The keys are known more formally as “root encryption certificates." Some of them appear to have unusually long expiration dates with many lasting twenty years or more. Such keys should not be present on a personal laptop of any kind, and there is no known reason that Hunter Biden would be in possession of them at all.
The keys were discovered only recently by Jack Maxey’s technical team working in Switzerland. Shortly after the discovery of the keys Maxey contacted the U.S. Embassy in Switzerland and reported that he had information that might compromise American national security and would like to talk to someone in the Regional Security Office to report what he had learned. His contact information was taken by the person with whom he spoke, but no one has ever called back to obtain the information in his possession.
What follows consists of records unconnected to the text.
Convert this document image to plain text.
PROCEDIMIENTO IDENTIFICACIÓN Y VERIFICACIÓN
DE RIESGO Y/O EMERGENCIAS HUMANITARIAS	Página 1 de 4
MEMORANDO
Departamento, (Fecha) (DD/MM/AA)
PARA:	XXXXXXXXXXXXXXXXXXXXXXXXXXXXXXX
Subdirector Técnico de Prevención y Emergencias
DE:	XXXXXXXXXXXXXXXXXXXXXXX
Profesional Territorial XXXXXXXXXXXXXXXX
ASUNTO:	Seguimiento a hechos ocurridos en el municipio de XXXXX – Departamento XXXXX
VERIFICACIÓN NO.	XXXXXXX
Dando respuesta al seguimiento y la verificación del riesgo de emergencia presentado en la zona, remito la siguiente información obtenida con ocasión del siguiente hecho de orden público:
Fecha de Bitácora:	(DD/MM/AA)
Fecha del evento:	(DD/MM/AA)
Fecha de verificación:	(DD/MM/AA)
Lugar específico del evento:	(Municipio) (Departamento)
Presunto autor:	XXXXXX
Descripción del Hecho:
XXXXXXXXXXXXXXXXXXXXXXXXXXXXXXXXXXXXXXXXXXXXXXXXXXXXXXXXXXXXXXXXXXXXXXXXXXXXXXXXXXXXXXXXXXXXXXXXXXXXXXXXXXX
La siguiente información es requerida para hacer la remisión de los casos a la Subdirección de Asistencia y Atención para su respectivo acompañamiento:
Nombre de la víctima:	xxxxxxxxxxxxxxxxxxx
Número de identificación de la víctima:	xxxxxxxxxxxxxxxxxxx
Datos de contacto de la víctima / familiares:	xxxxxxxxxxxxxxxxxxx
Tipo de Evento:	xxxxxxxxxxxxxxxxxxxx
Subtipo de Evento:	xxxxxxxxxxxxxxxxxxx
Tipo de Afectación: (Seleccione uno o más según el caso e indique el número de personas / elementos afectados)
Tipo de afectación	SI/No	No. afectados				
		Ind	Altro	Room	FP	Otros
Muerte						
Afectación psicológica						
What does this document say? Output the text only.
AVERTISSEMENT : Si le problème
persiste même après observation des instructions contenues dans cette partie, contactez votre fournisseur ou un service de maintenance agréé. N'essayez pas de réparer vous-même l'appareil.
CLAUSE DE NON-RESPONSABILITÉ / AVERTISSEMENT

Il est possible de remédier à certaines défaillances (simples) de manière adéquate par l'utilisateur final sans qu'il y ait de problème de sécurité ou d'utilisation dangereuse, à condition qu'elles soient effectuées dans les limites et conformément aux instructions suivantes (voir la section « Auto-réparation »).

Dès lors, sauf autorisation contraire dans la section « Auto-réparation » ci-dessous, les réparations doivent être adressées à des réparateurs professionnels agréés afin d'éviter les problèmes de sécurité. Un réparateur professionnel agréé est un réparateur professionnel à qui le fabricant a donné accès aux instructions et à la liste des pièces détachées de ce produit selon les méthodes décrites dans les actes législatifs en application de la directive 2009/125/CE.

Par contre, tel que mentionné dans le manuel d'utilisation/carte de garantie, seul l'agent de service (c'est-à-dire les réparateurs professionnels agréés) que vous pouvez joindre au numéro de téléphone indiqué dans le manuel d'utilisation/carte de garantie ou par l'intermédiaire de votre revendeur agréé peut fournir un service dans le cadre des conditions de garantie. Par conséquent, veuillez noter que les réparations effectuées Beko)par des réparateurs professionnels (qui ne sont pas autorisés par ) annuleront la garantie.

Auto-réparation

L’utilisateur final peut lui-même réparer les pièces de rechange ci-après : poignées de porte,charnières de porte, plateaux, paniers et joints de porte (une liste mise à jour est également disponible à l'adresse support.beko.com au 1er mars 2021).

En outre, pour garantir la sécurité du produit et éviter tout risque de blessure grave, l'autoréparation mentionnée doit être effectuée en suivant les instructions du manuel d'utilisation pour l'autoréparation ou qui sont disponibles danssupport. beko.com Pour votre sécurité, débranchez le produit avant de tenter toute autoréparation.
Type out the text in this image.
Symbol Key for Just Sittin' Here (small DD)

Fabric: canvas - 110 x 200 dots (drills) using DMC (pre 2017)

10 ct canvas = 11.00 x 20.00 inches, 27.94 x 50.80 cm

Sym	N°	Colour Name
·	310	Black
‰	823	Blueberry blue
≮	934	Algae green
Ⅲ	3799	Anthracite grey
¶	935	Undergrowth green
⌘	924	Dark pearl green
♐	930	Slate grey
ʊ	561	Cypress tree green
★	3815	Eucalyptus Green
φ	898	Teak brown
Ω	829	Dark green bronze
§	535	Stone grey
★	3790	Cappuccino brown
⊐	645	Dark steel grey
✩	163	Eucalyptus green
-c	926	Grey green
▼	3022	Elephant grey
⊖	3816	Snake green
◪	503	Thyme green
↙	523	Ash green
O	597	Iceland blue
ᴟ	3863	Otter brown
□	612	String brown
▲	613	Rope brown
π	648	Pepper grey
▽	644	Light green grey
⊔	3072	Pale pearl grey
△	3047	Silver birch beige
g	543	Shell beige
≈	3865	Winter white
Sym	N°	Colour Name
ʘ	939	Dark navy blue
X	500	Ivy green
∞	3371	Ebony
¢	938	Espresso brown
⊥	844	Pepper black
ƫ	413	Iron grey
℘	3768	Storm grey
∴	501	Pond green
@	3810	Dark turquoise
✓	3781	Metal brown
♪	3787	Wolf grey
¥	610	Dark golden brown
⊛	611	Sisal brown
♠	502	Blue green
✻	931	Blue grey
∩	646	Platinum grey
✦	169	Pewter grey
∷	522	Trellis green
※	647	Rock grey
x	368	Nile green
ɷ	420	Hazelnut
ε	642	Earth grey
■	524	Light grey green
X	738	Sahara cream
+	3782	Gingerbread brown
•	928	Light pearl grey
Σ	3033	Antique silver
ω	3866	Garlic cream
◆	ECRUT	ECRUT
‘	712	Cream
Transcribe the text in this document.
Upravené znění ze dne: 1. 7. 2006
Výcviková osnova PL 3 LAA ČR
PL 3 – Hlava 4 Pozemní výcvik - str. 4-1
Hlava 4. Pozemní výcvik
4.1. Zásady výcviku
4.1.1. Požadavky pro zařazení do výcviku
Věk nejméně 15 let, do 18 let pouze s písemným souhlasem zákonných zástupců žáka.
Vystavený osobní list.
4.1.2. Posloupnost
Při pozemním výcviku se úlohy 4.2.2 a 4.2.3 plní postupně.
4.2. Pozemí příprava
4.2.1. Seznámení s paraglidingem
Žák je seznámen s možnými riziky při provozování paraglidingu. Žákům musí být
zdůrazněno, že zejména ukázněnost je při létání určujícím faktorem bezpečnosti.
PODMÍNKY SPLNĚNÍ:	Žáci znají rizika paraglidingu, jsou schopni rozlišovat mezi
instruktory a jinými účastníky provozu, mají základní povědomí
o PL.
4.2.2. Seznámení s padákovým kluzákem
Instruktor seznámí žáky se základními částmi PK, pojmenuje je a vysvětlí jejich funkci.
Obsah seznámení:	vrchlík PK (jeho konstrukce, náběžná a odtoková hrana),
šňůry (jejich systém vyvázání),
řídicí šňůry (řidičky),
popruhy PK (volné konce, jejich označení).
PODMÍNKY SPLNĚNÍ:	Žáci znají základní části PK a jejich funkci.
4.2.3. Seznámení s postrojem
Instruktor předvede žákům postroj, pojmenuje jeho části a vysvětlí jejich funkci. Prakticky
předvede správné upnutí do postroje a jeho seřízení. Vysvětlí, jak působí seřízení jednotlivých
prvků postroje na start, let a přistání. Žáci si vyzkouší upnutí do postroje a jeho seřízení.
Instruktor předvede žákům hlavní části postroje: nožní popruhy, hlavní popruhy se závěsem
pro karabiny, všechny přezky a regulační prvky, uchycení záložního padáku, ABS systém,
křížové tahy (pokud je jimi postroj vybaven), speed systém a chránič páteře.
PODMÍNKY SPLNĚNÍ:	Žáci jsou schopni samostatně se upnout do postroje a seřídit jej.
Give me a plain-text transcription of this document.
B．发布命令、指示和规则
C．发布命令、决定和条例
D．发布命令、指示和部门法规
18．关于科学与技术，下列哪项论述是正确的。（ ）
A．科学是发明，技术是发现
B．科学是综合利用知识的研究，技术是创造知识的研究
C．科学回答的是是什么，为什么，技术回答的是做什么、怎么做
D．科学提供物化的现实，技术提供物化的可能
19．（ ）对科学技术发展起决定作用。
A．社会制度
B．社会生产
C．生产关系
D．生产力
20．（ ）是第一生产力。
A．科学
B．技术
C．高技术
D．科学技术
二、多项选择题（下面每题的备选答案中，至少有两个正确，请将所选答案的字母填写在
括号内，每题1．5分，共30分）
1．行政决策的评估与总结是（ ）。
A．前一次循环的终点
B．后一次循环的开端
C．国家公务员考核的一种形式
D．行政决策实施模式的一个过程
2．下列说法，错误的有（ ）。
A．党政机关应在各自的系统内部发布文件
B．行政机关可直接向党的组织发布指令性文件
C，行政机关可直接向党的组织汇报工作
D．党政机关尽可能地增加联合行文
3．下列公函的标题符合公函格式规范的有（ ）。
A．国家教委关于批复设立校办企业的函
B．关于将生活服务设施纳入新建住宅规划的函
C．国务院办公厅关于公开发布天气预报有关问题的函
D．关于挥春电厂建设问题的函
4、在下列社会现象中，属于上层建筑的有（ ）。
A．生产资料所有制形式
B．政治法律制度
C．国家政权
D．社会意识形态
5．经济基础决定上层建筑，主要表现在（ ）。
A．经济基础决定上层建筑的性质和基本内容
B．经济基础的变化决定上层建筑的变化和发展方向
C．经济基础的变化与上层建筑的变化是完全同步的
According to information provided to Maxey, DOD is now aware of the presence of the keys on the laptop’s hard drive, has determined that the keys were still active, and has taken steps to cancel them.
(Excerpt) Read more at andmagazine.substack.com ...
I’m obviously talking about encryption keys - not security certificates. They are different things. There have been problems with secure encryption systems. Guess we will have to see what comes up.
The article was talking about root certificates:
The keys are known more formally as “root encryption certificates." Some of them appear to have unusually long expiration dates with many lasting twenty years or more. Such keys should not be present on a personal laptop of any kind, and there is no known reason that Hunter Biden would be in possession of them at all.
They are different things.
In terms of PKI, not so much. The root certificates (along with the corresponding certificate revocation list or CRL) provides a chain of trust that assure that an individual host's certificate is valid. (For example, a user for secure email or a website) The host's certificate acts as a public key that, in conjunction with your private key, allows for secure communications. Specifically, an asymmetric link is initially established using these public/private key pairings during which an session symmetric key is passed on that expires at the conclusion of the individual session. (Basic TLS protocol)
There have been problems with secure encryption systems.
Sure. AES-256 is considered the defacto standard for civilian communications, but with the advent of quantum computing, I would think they should probably go to 2048 bit encryption or higher all around. But I doubt that governments would support that as it makes it more difficult for our betters to snoop on our communications. But that only protects data in motion. Considering the crap state of data center protection, there is minimal issue with getting into an enclave and extracting data when it is at rest.
Guess we will have to see what comes up.
Yup. All I'm saying is that this appears to be a shiny object to distract and discredit people wishing to expose the real dangers of what's on the Crackhead's laptop in order to protect the Big Guy.